Goldman Sachs Trims Price Target for WH GROUP, Anticipates Lower Q2 Operating Profit

Stock News07-09

Goldman Sachs has issued a research report adjusting its outlook for WH GROUP (00288). The firm has reduced its net profit forecasts for the years 2026 to 2028 by 1% to 2%, citing expectations of a softer performance in the second quarter. Consequently, the price target has been lowered from HK$11.8 to HK$11.1, while a "Neutral" rating is maintained.

The report projects that the company's operating profit for the second quarter of this year will show a high single-digit percentage decline year-on-year. This is expected to pull the overall first-half performance to roughly flat compared to the same period last year. Specifically, the operating profit from the China business is forecast to fall by 11% year-on-year in Q2. Hog production in China remains weak due to declining pig prices, although operational improvements are anticipated to narrow losses compared to the first quarter.

Regarding international operations, the US packaged meats business faces rising beef and freight costs. However, the commodity price environment for hog production there remains supportive. In Europe, the hog production business is expected to record a high double-digit percentage decline, impacted by a high base of comparison from last year. In contrast, the European packaged meats segment is projected to maintain strong double-digit growth.

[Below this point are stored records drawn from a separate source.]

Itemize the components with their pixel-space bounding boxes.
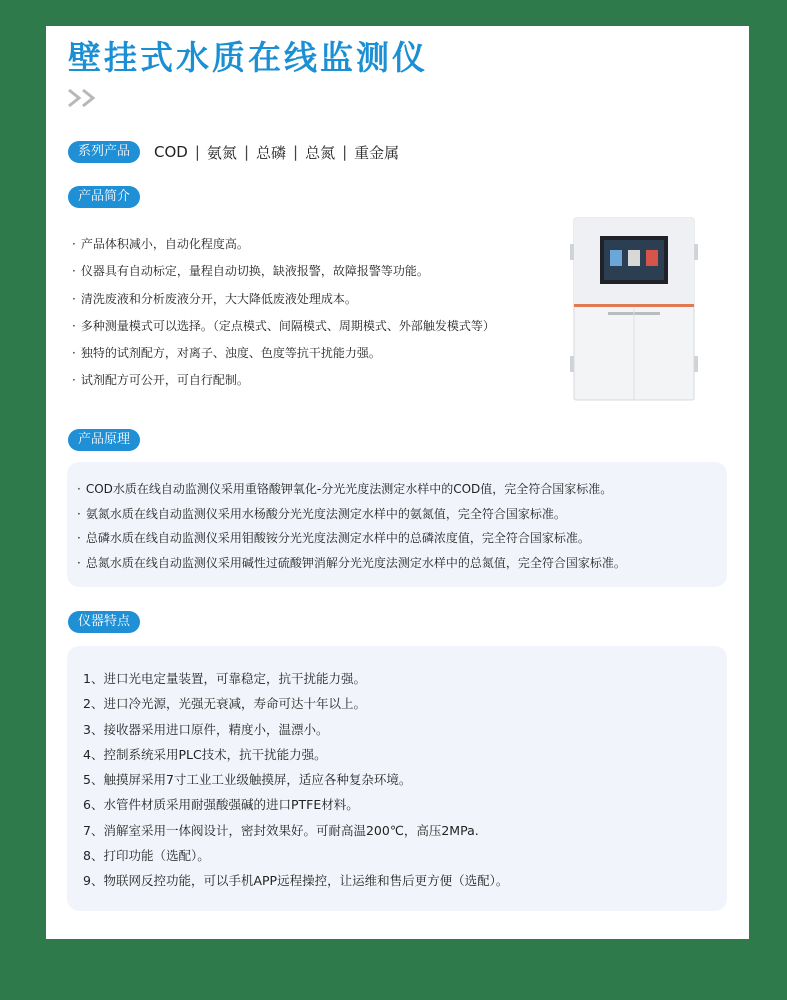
product-page xyxy=(46,26,749,939)
list-item: · 仪器具有自动标定，量程自动切换，缺液报警，故障报警等功能。 xyxy=(72,264,429,279)
intro-section-badge: 产品简介 xyxy=(68,186,140,208)
list-item: · 氨氮水质在线自动监测仪采用水杨酸分光光度法测定水样中的氨氮值，完全符合国家标准。 xyxy=(77,506,566,521)
separator: | xyxy=(194,143,200,161)
intro-list xyxy=(72,231,552,395)
list-item: 7、消解室采用一体阀设计，密封效果好。可耐高温200℃，高压2MPa. xyxy=(83,822,479,838)
series-products-row xyxy=(68,140,399,164)
separator: | xyxy=(342,143,348,161)
list-item: 6、水管件材质采用耐强酸强碱的进口PTFE材料。 xyxy=(83,797,359,813)
series-item-total-nitrogen: 总氮 xyxy=(305,143,336,162)
list-item: 8、打印功能（选配）。 xyxy=(83,848,210,864)
list-item: 3、接收器采用进口原件，精度小，温漂小。 xyxy=(83,721,329,737)
product-photo xyxy=(570,216,698,402)
list-item: 4、控制系统采用PLC技术，抗干扰能力强。 xyxy=(83,746,327,762)
series-item-cod: COD xyxy=(154,143,188,161)
features-list xyxy=(83,666,508,894)
features-panel xyxy=(67,646,727,911)
list-item: 5、触摸屏采用7寸工业工业级触摸屏，适应各种复杂环境。 xyxy=(83,772,412,788)
principle-section-badge: 产品原理 xyxy=(68,429,140,451)
list-item: · 多种测量模式可以选择。（定点模式、间隔模式、周期模式、外部触发模式等） xyxy=(72,318,495,333)
list-item: · 独特的试剂配方，对离子、浊度、色度等抗干扰能力强。 xyxy=(72,346,381,361)
series-products-list xyxy=(154,142,399,163)
list-item: 2、进口冷光源，光强无衰减，寿命可达十年以上。 xyxy=(83,696,366,712)
separator: | xyxy=(243,143,249,161)
series-item-total-phosphorus: 总磷 xyxy=(256,143,287,162)
list-item: 9、物联网反控功能，可以手机APP远程操控，让运维和售后更方便（选配）。 xyxy=(83,873,509,889)
list-item: · 产品体积减小，自动化程度高。 xyxy=(72,237,249,251)
series-products-badge: 系列产品 xyxy=(68,141,140,163)
page-title: 壁挂式水质在线监测仪 xyxy=(68,38,428,77)
list-item: · COD水质在线自动监测仪采用重铬酸钾氧化-分光光度法测定水样中的COD值，完全符合国家标准。 xyxy=(77,482,613,496)
list-item: · 总磷水质在线自动监测仪采用钼酸铵分光光度法测定水样中的总磷浓度值，完全符合国家标准。 xyxy=(77,531,590,545)
list-item: 1、进口光电定量装置，可靠稳定，抗干扰能力强。 xyxy=(83,671,366,686)
features-section-badge: 仪器特点 xyxy=(68,611,140,633)
series-item-heavy-metals: 重金属 xyxy=(354,143,400,162)
list-item: · 总氮水质在线自动监测仪采用碱性过硫酸钾消解分光光度法测定水样中的总氮值，完全符合国家标准。 xyxy=(77,555,626,570)
series-item-ammonia-nitrogen: 氨氮 xyxy=(206,143,237,162)
list-item: · 试剂配方可公开，可自行配制。 xyxy=(72,373,249,388)
separator: | xyxy=(293,143,299,161)
principle-panel xyxy=(67,462,727,587)
principle-list xyxy=(77,477,626,575)
list-item: · 清洗废液和分析废液分开，大大降低废液处理成本。 xyxy=(72,291,357,306)
double-chevron-right-icon xyxy=(66,88,106,108)
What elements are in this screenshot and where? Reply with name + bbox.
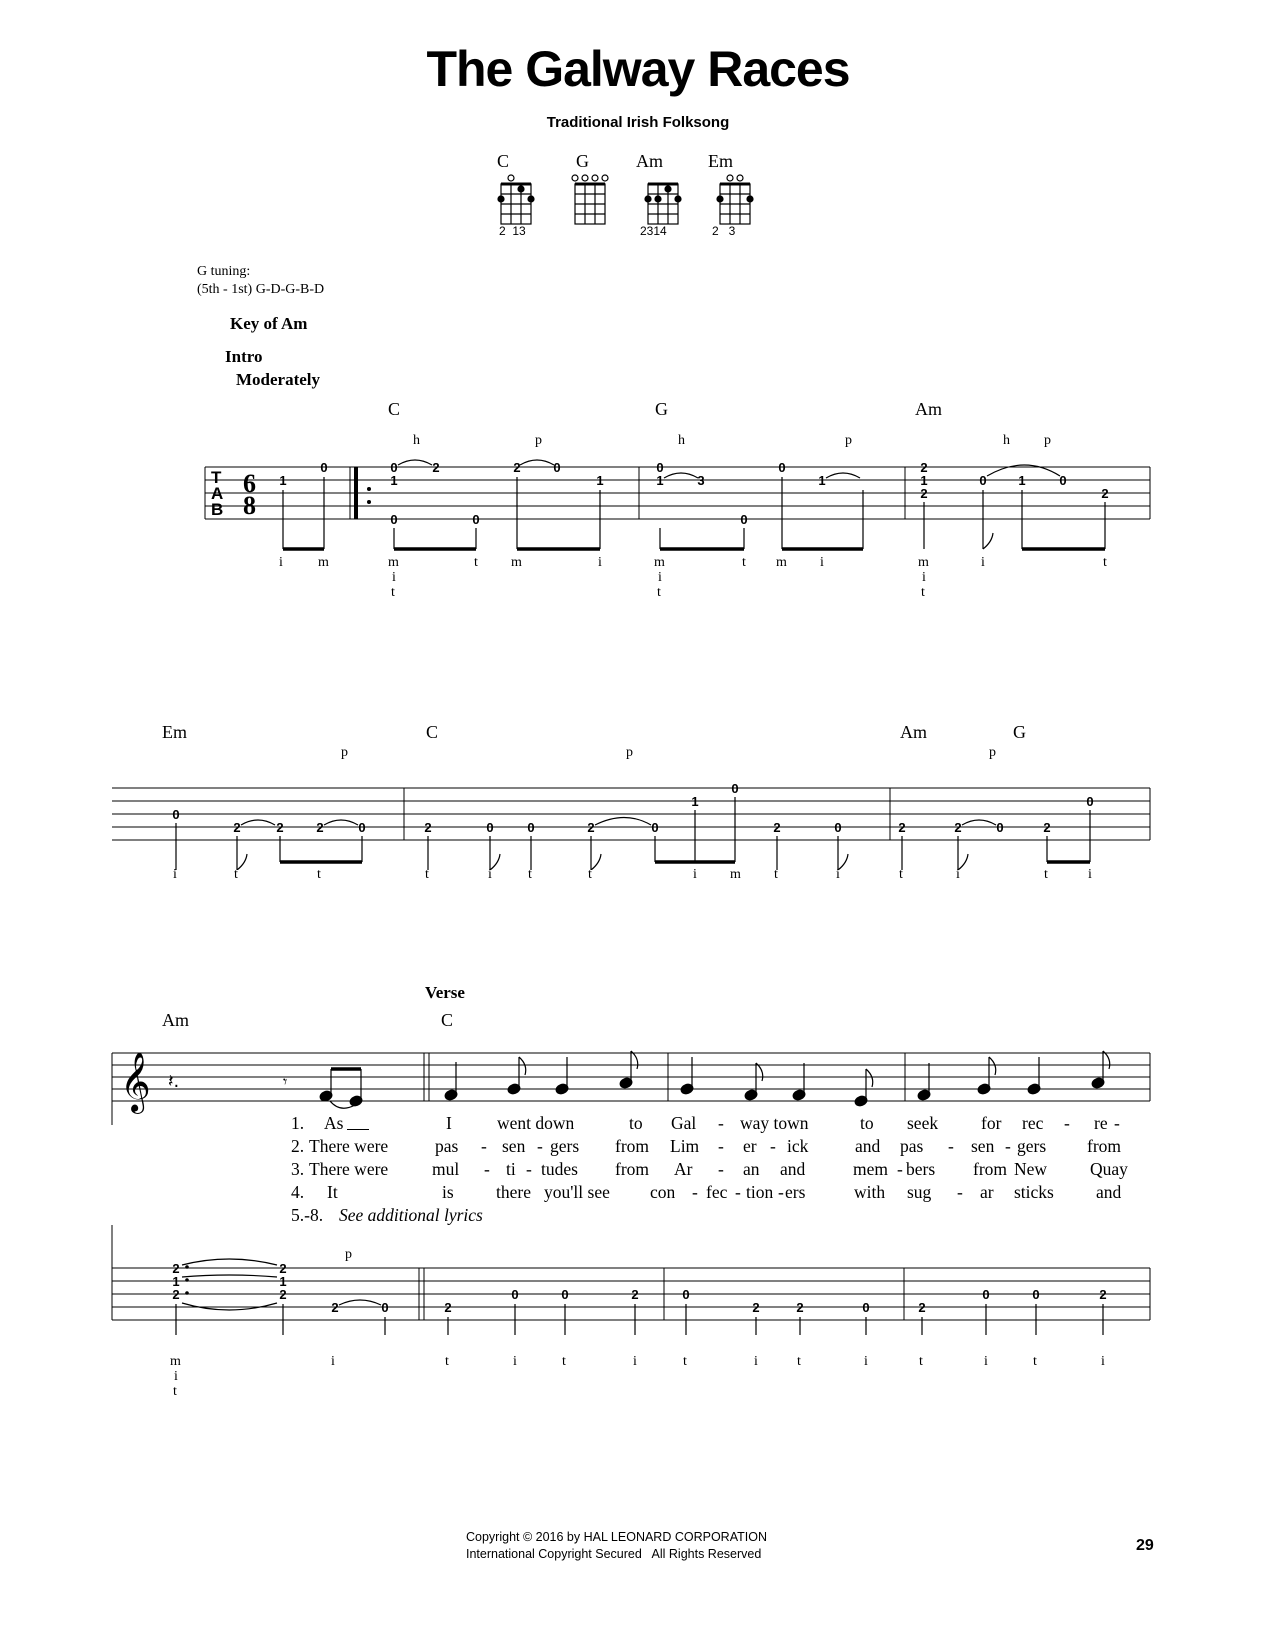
- technique-mark: p: [341, 745, 348, 760]
- tab-fret: 1: [656, 473, 664, 488]
- lyric-hyphen: -: [484, 1159, 490, 1179]
- finger-mark: i: [984, 1354, 988, 1369]
- lyric-syllable: It: [327, 1182, 338, 1202]
- lyric-syllable: and: [780, 1159, 806, 1179]
- lyric-syllable: New: [1014, 1159, 1048, 1179]
- lyric-verse-number: 2.: [291, 1136, 305, 1156]
- chord-diagram-name: Em: [708, 151, 733, 171]
- lyric-syllable: Gal: [671, 1113, 697, 1133]
- chord-fingering: 2314: [640, 224, 667, 238]
- tab-fret: 1: [1018, 473, 1026, 488]
- finger-mark: t: [445, 1354, 449, 1369]
- tab-fret: 2: [279, 1261, 287, 1276]
- tab-fret: 2: [1101, 486, 1109, 501]
- tab-fret: 0: [656, 460, 664, 475]
- lyric-hyphen: -: [718, 1136, 724, 1156]
- tab-fret: 0: [1086, 794, 1094, 809]
- finger-mark: m: [654, 555, 665, 570]
- lyric-syllable: pas: [435, 1136, 459, 1156]
- lyric-verse-number: 5.-8.: [291, 1205, 324, 1225]
- lyric-syllable: As: [324, 1113, 344, 1133]
- finger-mark: t: [742, 555, 746, 570]
- tab-fret: 0: [862, 1300, 870, 1315]
- finger-mark: i: [392, 570, 396, 585]
- tuning-notes: (5th - 1st) G-D-G-B-D: [197, 282, 325, 297]
- section-verse: Verse: [425, 983, 465, 1002]
- lyric-syllable: mul: [432, 1159, 460, 1179]
- lyric-syllable: sticks: [1014, 1182, 1054, 1202]
- tab-fret: 2: [796, 1300, 804, 1315]
- technique-mark: p: [345, 1247, 352, 1262]
- lyric-syllable: ers: [785, 1182, 806, 1202]
- lyric-hyphen: -: [897, 1159, 903, 1179]
- lyric-hyphen: -: [735, 1182, 741, 1202]
- page-number: 29: [1136, 1537, 1154, 1554]
- lyric-syllable: for: [981, 1113, 1002, 1133]
- lyric-hyphen: -: [526, 1159, 532, 1179]
- chord-symbol: C: [388, 399, 401, 419]
- lyric-syllable: way town: [740, 1113, 809, 1133]
- tab-fret: 2: [587, 820, 595, 835]
- tab-fret: 0: [1032, 1287, 1040, 1302]
- tab-fret: 0: [682, 1287, 690, 1302]
- tab-fret: 2: [752, 1300, 760, 1315]
- finger-mark: i: [693, 867, 697, 882]
- chord-symbol: G: [1013, 722, 1026, 742]
- lyric-syllable: from: [973, 1159, 1008, 1179]
- lyric-syllable: seek: [907, 1113, 939, 1133]
- finger-mark: t: [1033, 1354, 1037, 1369]
- finger-mark: t: [797, 1354, 801, 1369]
- finger-mark: t: [317, 867, 321, 882]
- tab-fret: 2: [279, 1287, 287, 1302]
- finger-mark: t: [683, 1354, 687, 1369]
- tab-clef-a: A: [211, 484, 224, 503]
- tab-fret: 0: [651, 820, 659, 835]
- tab-fret: 2: [631, 1287, 639, 1302]
- tab-fret: 1: [172, 1274, 180, 1289]
- technique-mark: p: [989, 745, 996, 760]
- finger-mark: m: [730, 867, 741, 882]
- notation-staff-system-3: [0, 1035, 1276, 1125]
- lyric-syllable: is: [442, 1182, 454, 1202]
- finger-mark: i: [864, 1354, 868, 1369]
- finger-mark: t: [391, 585, 395, 600]
- lyric-syllable: sen: [502, 1136, 526, 1156]
- finger-mark: t: [562, 1354, 566, 1369]
- tab-fret: 2: [316, 820, 324, 835]
- copyright-notice: [466, 1529, 767, 1563]
- lyric-syllable: er: [743, 1136, 757, 1156]
- tab-fret: 2: [432, 460, 440, 475]
- lyric-syllable: pas: [900, 1136, 924, 1156]
- tab-fret: 0: [390, 512, 398, 527]
- lyric-syllable: con: [650, 1182, 676, 1202]
- lyric-syllable: I: [446, 1113, 452, 1133]
- tab-fret: 2: [1043, 820, 1051, 835]
- tab-fret: 0: [472, 512, 480, 527]
- tab-fret: 0: [834, 820, 842, 835]
- lyric-syllable: There were: [309, 1159, 389, 1179]
- tab-fret: 0: [358, 820, 366, 835]
- rights-line: International Copyright Secured All Rights Reserved: [466, 1547, 762, 1561]
- lyric-syllable: you'll see: [544, 1182, 610, 1202]
- finger-mark: i: [513, 1354, 517, 1369]
- additional-lyrics-note: See additional lyrics: [339, 1205, 483, 1225]
- lyric-syllable: to: [629, 1113, 643, 1133]
- treble-clef-icon: 𝄞: [120, 1052, 151, 1112]
- lyric-syllable: gers: [1017, 1136, 1047, 1156]
- finger-mark: t: [234, 867, 238, 882]
- chord-grids: [0, 0, 1276, 260]
- finger-mark: i: [331, 1354, 335, 1369]
- chord-symbol: Em: [162, 722, 187, 742]
- tab-fret: 2: [773, 820, 781, 835]
- technique-mark: p: [626, 745, 633, 760]
- tab-fret: 2: [954, 820, 962, 835]
- section-intro: Intro: [225, 347, 263, 366]
- lyric-hyphen: -: [1005, 1136, 1011, 1156]
- finger-mark: i: [836, 867, 840, 882]
- lyric-syllable: Ar: [674, 1159, 693, 1179]
- tab-fret: 1: [920, 473, 928, 488]
- finger-mark: m: [318, 555, 329, 570]
- key-label: Key of Am: [230, 314, 308, 333]
- lyric-syllable: from: [615, 1136, 650, 1156]
- lyric-syllable: with: [854, 1182, 886, 1202]
- lyric-syllable: ar: [980, 1182, 994, 1202]
- tab-fret: 2: [920, 460, 928, 475]
- tab-staff-system-3: [0, 1225, 1276, 1335]
- tab-fret: 2: [331, 1300, 339, 1315]
- lyric-syllable: ick: [787, 1136, 809, 1156]
- lyric-syllable: sug: [907, 1182, 932, 1202]
- tab-fret: 0: [390, 460, 398, 475]
- tab-fret: 0: [740, 512, 748, 527]
- lyric-syllable: tion: [746, 1182, 774, 1202]
- tab-fret: 1: [279, 473, 287, 488]
- finger-mark: t: [474, 555, 478, 570]
- technique-mark: p: [535, 433, 542, 448]
- finger-mark: i: [981, 555, 985, 570]
- tab-staff-system-2: [0, 750, 1276, 870]
- lyric-hyphen: -: [692, 1182, 698, 1202]
- tab-fret: 0: [731, 781, 739, 796]
- lyric-syllable: there: [496, 1182, 531, 1202]
- tab-clef-b: B: [211, 500, 224, 519]
- finger-mark: i: [956, 867, 960, 882]
- lyric-hyphen: -: [948, 1136, 954, 1156]
- tab-fret: 2: [233, 820, 241, 835]
- finger-mark: t: [899, 867, 903, 882]
- tab-fret: 3: [697, 473, 705, 488]
- song-title: The Galway Races: [426, 41, 850, 97]
- chord-symbol: C: [441, 1010, 454, 1030]
- finger-mark: m: [388, 555, 399, 570]
- tab-fret: 2: [898, 820, 906, 835]
- tab-fret: 1: [279, 1274, 287, 1289]
- lyric-syllable: went down: [497, 1113, 575, 1133]
- finger-mark: m: [511, 555, 522, 570]
- lyric-syllable: re: [1094, 1113, 1108, 1133]
- lyric-syllable: from: [1087, 1136, 1122, 1156]
- chord-grid-g: [572, 175, 608, 224]
- tab-fret: 0: [778, 460, 786, 475]
- finger-mark: m: [918, 555, 929, 570]
- technique-mark: p: [1044, 433, 1051, 448]
- finger-mark: i: [174, 1369, 178, 1384]
- lyric-syllable: ti: [506, 1159, 516, 1179]
- chord-grid-c: [498, 175, 534, 224]
- chord-diagram-name: Am: [636, 151, 663, 171]
- lyric-syllable: tudes: [541, 1159, 578, 1179]
- finger-mark: i: [1101, 1354, 1105, 1369]
- technique-mark: h: [413, 433, 420, 448]
- tab-fret: 0: [979, 473, 987, 488]
- finger-mark: i: [279, 555, 283, 570]
- chord-symbol: C: [426, 722, 439, 742]
- chord-grid-am: [645, 184, 681, 224]
- lyric-hyphen: -: [718, 1159, 724, 1179]
- lyric-verse-number: 3.: [291, 1159, 305, 1179]
- lyric-hyphen: -: [778, 1182, 784, 1202]
- finger-mark: t: [528, 867, 532, 882]
- lyric-syllable: Quay: [1090, 1159, 1128, 1179]
- tab-fret: 0: [996, 820, 1004, 835]
- lyric-verse-number: 1.: [291, 1113, 305, 1133]
- tab-staff-system-1: [0, 440, 1276, 610]
- time-signature-top: 6: [243, 469, 256, 498]
- finger-mark: i: [1088, 867, 1092, 882]
- finger-mark: i: [820, 555, 824, 570]
- tab-fret: 2: [513, 460, 521, 475]
- chord-diagram-name: C: [497, 151, 510, 171]
- finger-mark: t: [1044, 867, 1048, 882]
- chord-symbol: G: [655, 399, 668, 419]
- finger-mark: t: [774, 867, 778, 882]
- finger-mark: m: [170, 1354, 181, 1369]
- song-subtitle: Traditional Irish Folksong: [546, 114, 730, 131]
- lyric-hyphen: -: [718, 1113, 724, 1133]
- tab-fret: 0: [511, 1287, 519, 1302]
- tab-fret: 1: [596, 473, 604, 488]
- tab-fret: 0: [486, 820, 494, 835]
- tab-fret: 2: [276, 820, 284, 835]
- tab-fret: 2: [172, 1287, 180, 1302]
- lyric-syllable: sen: [971, 1136, 995, 1156]
- tab-fret: 0: [381, 1300, 389, 1315]
- tab-fret: 0: [1059, 473, 1067, 488]
- technique-mark: h: [1003, 433, 1010, 448]
- finger-mark: t: [657, 585, 661, 600]
- chord-fingering: 2 3: [712, 224, 736, 238]
- rest-icon: 𝄾: [283, 1072, 288, 1091]
- finger-mark: t: [173, 1384, 177, 1399]
- lyric-syllable: and: [1096, 1182, 1122, 1202]
- tab-fret: 0: [982, 1287, 990, 1302]
- lyric-syllable: gers: [550, 1136, 580, 1156]
- lyric-extender: [347, 1129, 369, 1130]
- finger-mark: t: [588, 867, 592, 882]
- tab-fret: 2: [918, 1300, 926, 1315]
- finger-mark: t: [425, 867, 429, 882]
- tab-fret: 1: [691, 794, 699, 809]
- lyric-syllable: mem: [853, 1159, 888, 1179]
- tab-fret: 1: [390, 473, 398, 488]
- lyric-syllable: and: [855, 1136, 881, 1156]
- finger-mark: i: [658, 570, 662, 585]
- lyric-syllable: rec: [1022, 1113, 1044, 1133]
- tab-fret: 0: [320, 460, 328, 475]
- finger-mark: i: [633, 1354, 637, 1369]
- lyric-hyphen: -: [1064, 1113, 1070, 1133]
- tab-fret: 1: [818, 473, 826, 488]
- tab-fret: 2: [1099, 1287, 1107, 1302]
- tab-fret: 2: [424, 820, 432, 835]
- tab-fret: 0: [553, 460, 561, 475]
- tempo-marking: Moderately: [236, 370, 321, 389]
- chord-symbol: Am: [162, 1010, 189, 1030]
- technique-mark: p: [845, 433, 852, 448]
- copyright-line: Copyright © 2016 by HAL LEONARD CORPORATION: [466, 1530, 767, 1544]
- lyric-syllable: from: [615, 1159, 650, 1179]
- lyric-hyphen: -: [957, 1182, 963, 1202]
- tab-fret: 0: [561, 1287, 569, 1302]
- tab-fret: 2: [920, 486, 928, 501]
- lyric-syllable: fec: [706, 1182, 728, 1202]
- chord-symbol: Am: [900, 722, 927, 742]
- finger-mark: i: [598, 555, 602, 570]
- chord-diagram-name: G: [576, 151, 589, 171]
- lyric-hyphen: -: [537, 1136, 543, 1156]
- time-signature-bottom: 8: [243, 491, 256, 520]
- lyric-syllable: bers: [906, 1159, 936, 1179]
- finger-mark: m: [776, 555, 787, 570]
- finger-mark: t: [1103, 555, 1107, 570]
- chord-symbol: Am: [915, 399, 942, 419]
- tab-clef-t: T: [211, 468, 222, 487]
- rest-icon: 𝄽.: [168, 1071, 180, 1092]
- lyric-syllable: an: [743, 1159, 760, 1179]
- tab-fret: 2: [172, 1261, 180, 1276]
- lyric-hyphen: -: [481, 1136, 487, 1156]
- chord-fingering: 2 13: [499, 224, 526, 238]
- lyric-syllable: to: [860, 1113, 874, 1133]
- finger-mark: i: [754, 1354, 758, 1369]
- finger-mark: t: [921, 585, 925, 600]
- tab-fret: 0: [527, 820, 535, 835]
- lyric-syllable: Lim: [670, 1136, 700, 1156]
- finger-mark: i: [922, 570, 926, 585]
- chord-grid-em: [717, 175, 753, 224]
- lyric-verse-number: 4.: [291, 1182, 305, 1202]
- lyric-hyphen: -: [1114, 1113, 1120, 1133]
- finger-mark: i: [488, 867, 492, 882]
- technique-mark: h: [678, 433, 685, 448]
- lyric-syllable: There were: [309, 1136, 389, 1156]
- finger-mark: t: [919, 1354, 923, 1369]
- tuning-label: G tuning:: [197, 264, 251, 279]
- lyric-hyphen: -: [770, 1136, 776, 1156]
- finger-mark: i: [173, 867, 177, 882]
- tab-fret: 0: [172, 807, 180, 822]
- tab-fret: 2: [444, 1300, 452, 1315]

Looking ahead to the second half of the year, Goldman Sachs views the mainland Chinese consumer environment as mixed. Nevertheless, the firm believes WH GROUP's China business has the flexibility to manage promotional activities for packaged meats, and the cost structure of its US operations could see improvement. For the European hog business, losses are expected to narrow starting from the third quarter, assuming pig prices stabilize.